We can now use a property-based testing implementation such as Logtalk lgtunit tool QuickCheck implementation:

| ?- lgtunit::quick_check(
         property(+list(pair(char,char)), -list(pair(char,char)))
     ).
% 100 random tests passed
% starting seed: seed(25256,26643,1563)
yes

But we can do better. If one of the generated calls to the property/2 predicate fails, we get a QuickCheck failure, as intended, but no actual indication of which of the three properties that we’re checking failed. For more informative failures, we can use assertions for each property. For example:

property(List, Filtered) :-
    filter(List, Filtered),
    % all elements of the output list must be in input list
    lgtunit::assertion(
        output_list_element_is_input_list_element,
        forall(
            list::member(X, Filtered),
            list::member(X, List)
        )
    ),
    % no two elements in the output list should share the first argument
    lgtunit::assertion(
        no_two_output_list_elements_with_same_first_argument,
        \+ (
            list::select(X-_, Filtered, Rest),
            list::member(X-_, Rest)
        )
    ),
    % all elements in the input list whose first argument is
    % not repeated must be in the output list
    lgtunit::assertion(
        no_missing_element_in_output_list,
        \+ (
            list::select(X-Y, List, Rest),
            \+ list::member(X-_, Rest),
            \+ list::member(X-Y, Filtered)
        )
    ).

Are we done? Not really. The top-level interpreter is handy for quick interactive testing but running tests is usually automated using a continuous integration (CI) server. As lgtunit supports QuickCheck test dialects, we can easily move the tests to a source file:

:- object(tests).

    ...

    quick_check(
        filter_2_test,
        property(+list(pair(char,char)), -list(pair(char,char)))
    ).

    property(List, Filtered) :-
        ...

    ...

:- end_object.

Are we there yet? Well… no. A QuickCheck test can fail like any other test. When that happens, guided by the counter-example produced by QuickCheck, we debug the code and eventually fix it. To illustrate, let us go back to the initial example with the every_other/2 predicate. A simple test will expose the bug:

| ?- lgtunit::quick_check(every_other(+list(integer), -list(integer))).
*     quick check test failure (at test 2 after 0 shrinks):
*       every_other([0],A)
*     starting seed: seed(3172,9814,20125)
no

Besides the counter-example, every_other([0],A), the warning message includes the starting seed (which should be regarded as an opaque term) for the pseudo-random generator that are used by the arbitrary category predicates, called by the quick_check/1 predicate (the use of a pseudo-random generator is key for test reproducibility, as we explain next).

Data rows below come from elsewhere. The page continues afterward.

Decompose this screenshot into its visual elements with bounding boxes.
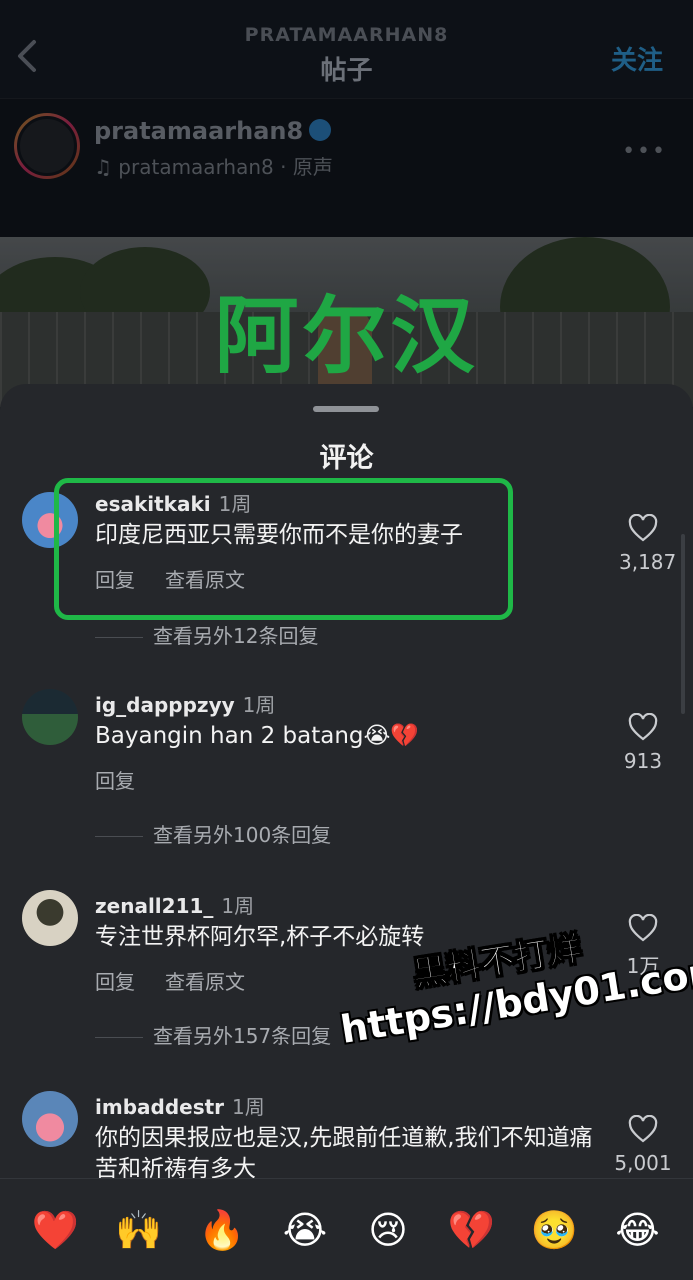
sound-row[interactable]: ♫ pratamaarhan8 · 原声 [94,151,333,180]
like-button[interactable]: 3,187 [619,514,677,574]
emoji-broken-heart[interactable]: 💔 [441,1200,501,1260]
comment-username[interactable]: imbaddestr [95,1095,224,1119]
video-preview[interactable]: 阿尔汉 [0,237,693,407]
view-more-replies-label: 查看另外100条回复 [153,823,332,847]
video-overlay-text: 阿尔汉 [214,287,479,385]
comment-header: ig_dapppzyy 1周 [95,689,275,718]
heart-icon [628,713,658,741]
comment-time: 1周 [242,693,276,717]
avatar[interactable] [22,890,78,946]
music-note-icon: ♫ [94,155,112,179]
author-avatar[interactable] [14,113,80,179]
emoji-heart[interactable]: ❤️ [26,1200,86,1260]
comment-header: imbaddestr 1周 [95,1091,265,1120]
view-more-replies[interactable]: 查看另外157条回复 [95,1020,331,1049]
emoji-crying[interactable]: 😢 [358,1200,418,1260]
view-more-replies-label: 查看另外157条回复 [153,1024,332,1048]
view-more-replies-label: 查看另外12条回复 [153,624,319,648]
comment-actions: 回复 [95,765,165,794]
emoji-holding-back-tears[interactable]: 🥹 [524,1200,584,1260]
emoji-loudly-crying[interactable]: 😭 [275,1200,335,1260]
author-name-row[interactable]: pratamaarhan8 [94,117,332,145]
avatar[interactable] [22,689,78,745]
comment-item: ig_dapppzyy 1周 Bayangin han 2 batang😭💔 回复… [0,689,693,847]
comment-text: Bayangin han 2 batang😭💔 [95,723,420,749]
sheet-grabber[interactable] [313,406,379,412]
follow-button[interactable]: 关注 [611,40,663,77]
highlight-box [54,478,513,620]
like-count: 913 [623,749,663,773]
reply-button[interactable]: 回复 [95,769,135,793]
emoji-tears-of-joy[interactable]: 😂 [607,1200,667,1260]
like-count: 3,187 [619,550,677,574]
reply-button[interactable]: 回复 [95,970,135,994]
post-header: pratamaarhan8 ♫ pratamaarhan8 · 原声 ••• [0,98,693,238]
like-button[interactable]: 5,001 [608,1115,678,1175]
view-more-replies[interactable]: 查看另外12条回复 [95,620,318,649]
comment-actions: 回复 查看原文 [95,966,275,995]
heart-icon [628,1115,658,1143]
comment-text: 你的因果报应也是汉,先跟前任道歉,我们不知道痛苦和祈祷有多大 [95,1125,593,1182]
comment-header: zenall211_ 1周 [95,890,254,919]
emoji-fire[interactable]: 🔥 [192,1200,252,1260]
comment-username[interactable]: ig_dapppzyy [95,693,235,717]
emoji-raised-hands[interactable]: 🙌 [109,1200,169,1260]
page-title: 帖子 [320,56,373,86]
view-original-button[interactable]: 查看原文 [165,970,245,994]
verified-badge-icon [309,119,332,141]
like-count: 5,001 [614,1151,672,1175]
heart-icon [628,514,658,542]
sheet-title: 评论 [319,443,374,474]
like-button[interactable]: 913 [619,713,667,773]
emoji-bar: ❤️ 🙌 🔥 😭 😢 💔 🥹 😂 [0,1178,693,1280]
comment-time: 1周 [221,894,255,918]
top-header: PRATAMAARHAN8 帖子 关注 [0,0,693,98]
more-options-icon[interactable]: ••• [622,139,667,164]
sound-label: pratamaarhan8 · 原声 [118,155,333,179]
comment-item: imbaddestr 1周 你的因果报应也是汉,先跟前任道歉,我们不知道痛苦和祈祷… [0,1091,693,1191]
view-more-replies[interactable]: 查看另外100条回复 [95,819,331,848]
comment-time: 1周 [232,1095,265,1119]
avatar[interactable] [22,1091,78,1147]
header-username: PRATAMAARHAN8 [244,24,449,46]
comment-username[interactable]: zenall211_ [95,894,213,918]
author-name[interactable]: pratamaarhan8 [94,117,303,145]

We can fix this particular bug by rewriting the predicate as follows:

every_other([], []).
every_other([H| T], L) :-
    every_other(T, H, L).

every_other([], X, [X]).
every_other([_| T], X, [X| L]) :-
    every_other(T, L).

By retesting with the same starting seed that uncovered the bug, the same random test that found the bug will be generated and run again:

| ?- lgtunit::quick_check(
         every_other(+list(integer), -list(integer)),
         [rs(seed(3172,9814,20125))]
     ).
% 100 random tests passed
% starting seed: seed(3172,9814,20125)
yes

When automating the tests, we need to keep the ability to pass the random seed that uncovers a bug to the tests object so that we can re-test. Test automation typically uses the logtalk_tester automation script. This script accepts an option, -r, to specify the starting seed. For example:

$ logtalk_tester -r "seed(3172,9814,20125)"

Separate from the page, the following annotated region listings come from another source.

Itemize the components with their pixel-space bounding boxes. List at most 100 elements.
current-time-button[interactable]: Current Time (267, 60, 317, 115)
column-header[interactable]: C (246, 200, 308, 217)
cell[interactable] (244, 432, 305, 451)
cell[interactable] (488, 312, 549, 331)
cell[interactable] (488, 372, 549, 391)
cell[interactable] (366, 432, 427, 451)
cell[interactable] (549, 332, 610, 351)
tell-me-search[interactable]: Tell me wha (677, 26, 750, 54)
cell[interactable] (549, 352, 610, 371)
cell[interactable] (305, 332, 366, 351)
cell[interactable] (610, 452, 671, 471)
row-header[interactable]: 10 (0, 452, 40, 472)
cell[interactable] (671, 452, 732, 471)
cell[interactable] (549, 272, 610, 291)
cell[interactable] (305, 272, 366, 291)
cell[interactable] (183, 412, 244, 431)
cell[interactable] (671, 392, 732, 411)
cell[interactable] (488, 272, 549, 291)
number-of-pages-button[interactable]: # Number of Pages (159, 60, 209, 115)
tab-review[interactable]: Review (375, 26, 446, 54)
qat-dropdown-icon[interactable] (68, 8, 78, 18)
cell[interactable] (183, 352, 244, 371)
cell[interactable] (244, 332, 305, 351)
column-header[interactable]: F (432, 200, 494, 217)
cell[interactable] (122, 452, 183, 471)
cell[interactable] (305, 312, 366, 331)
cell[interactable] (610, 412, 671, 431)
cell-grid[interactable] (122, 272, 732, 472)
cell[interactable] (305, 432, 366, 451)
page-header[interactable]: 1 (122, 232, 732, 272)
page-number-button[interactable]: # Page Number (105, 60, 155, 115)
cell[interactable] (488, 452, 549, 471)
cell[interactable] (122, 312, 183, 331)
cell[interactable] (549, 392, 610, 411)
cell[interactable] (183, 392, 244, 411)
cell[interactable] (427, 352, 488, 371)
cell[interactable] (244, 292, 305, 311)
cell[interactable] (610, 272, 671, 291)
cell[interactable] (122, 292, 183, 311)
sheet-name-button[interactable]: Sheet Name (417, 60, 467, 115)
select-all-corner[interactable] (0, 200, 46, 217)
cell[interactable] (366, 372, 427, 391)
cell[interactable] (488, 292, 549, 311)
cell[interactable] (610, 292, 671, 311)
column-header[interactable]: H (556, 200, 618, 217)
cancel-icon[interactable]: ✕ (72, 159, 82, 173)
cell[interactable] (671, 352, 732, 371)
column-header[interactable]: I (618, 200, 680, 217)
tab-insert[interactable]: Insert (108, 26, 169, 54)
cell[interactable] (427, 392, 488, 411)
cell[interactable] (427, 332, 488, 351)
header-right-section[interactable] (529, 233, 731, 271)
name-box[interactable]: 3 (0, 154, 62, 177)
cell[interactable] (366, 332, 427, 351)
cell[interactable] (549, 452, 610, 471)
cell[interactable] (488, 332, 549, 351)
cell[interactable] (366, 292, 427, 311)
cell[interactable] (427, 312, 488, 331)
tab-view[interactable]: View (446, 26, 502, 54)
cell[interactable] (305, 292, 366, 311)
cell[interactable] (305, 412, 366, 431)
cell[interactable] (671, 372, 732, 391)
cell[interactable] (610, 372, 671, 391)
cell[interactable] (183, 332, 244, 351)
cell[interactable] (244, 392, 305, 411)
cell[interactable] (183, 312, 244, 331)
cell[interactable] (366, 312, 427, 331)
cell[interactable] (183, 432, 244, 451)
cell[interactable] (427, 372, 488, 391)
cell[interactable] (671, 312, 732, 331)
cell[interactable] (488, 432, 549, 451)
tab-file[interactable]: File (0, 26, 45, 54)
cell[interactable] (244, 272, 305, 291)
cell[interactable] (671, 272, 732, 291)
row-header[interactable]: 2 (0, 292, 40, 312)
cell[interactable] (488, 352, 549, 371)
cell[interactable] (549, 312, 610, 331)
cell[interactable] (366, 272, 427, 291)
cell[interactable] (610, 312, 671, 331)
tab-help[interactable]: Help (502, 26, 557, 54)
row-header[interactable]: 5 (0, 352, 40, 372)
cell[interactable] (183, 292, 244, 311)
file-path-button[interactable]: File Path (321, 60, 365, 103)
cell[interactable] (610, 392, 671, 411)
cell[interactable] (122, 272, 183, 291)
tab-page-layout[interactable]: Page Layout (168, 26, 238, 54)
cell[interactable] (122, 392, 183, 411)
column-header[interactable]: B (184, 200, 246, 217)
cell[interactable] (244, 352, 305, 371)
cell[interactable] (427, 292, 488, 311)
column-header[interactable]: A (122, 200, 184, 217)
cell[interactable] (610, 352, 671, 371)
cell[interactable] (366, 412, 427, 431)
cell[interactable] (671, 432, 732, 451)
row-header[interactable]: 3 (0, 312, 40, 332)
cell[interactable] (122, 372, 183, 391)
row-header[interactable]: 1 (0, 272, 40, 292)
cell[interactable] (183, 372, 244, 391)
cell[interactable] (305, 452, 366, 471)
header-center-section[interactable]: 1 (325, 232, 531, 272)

Which testing approach should be used

In general, there’s no need to choose. We can use both manually written tests and property-based testing. In some cases, is worth thinking of the manually written tests as a first line of defense, followed by (more) deep testing using property-based testing. Tests are also inevitably an operational documentation of the code expected behavior and semantics. The definition of code properties is particularly valuable in clarifying and documenting the expected semantics.

Note: The starting seed information and option require Logtalk 3.38.0 or later.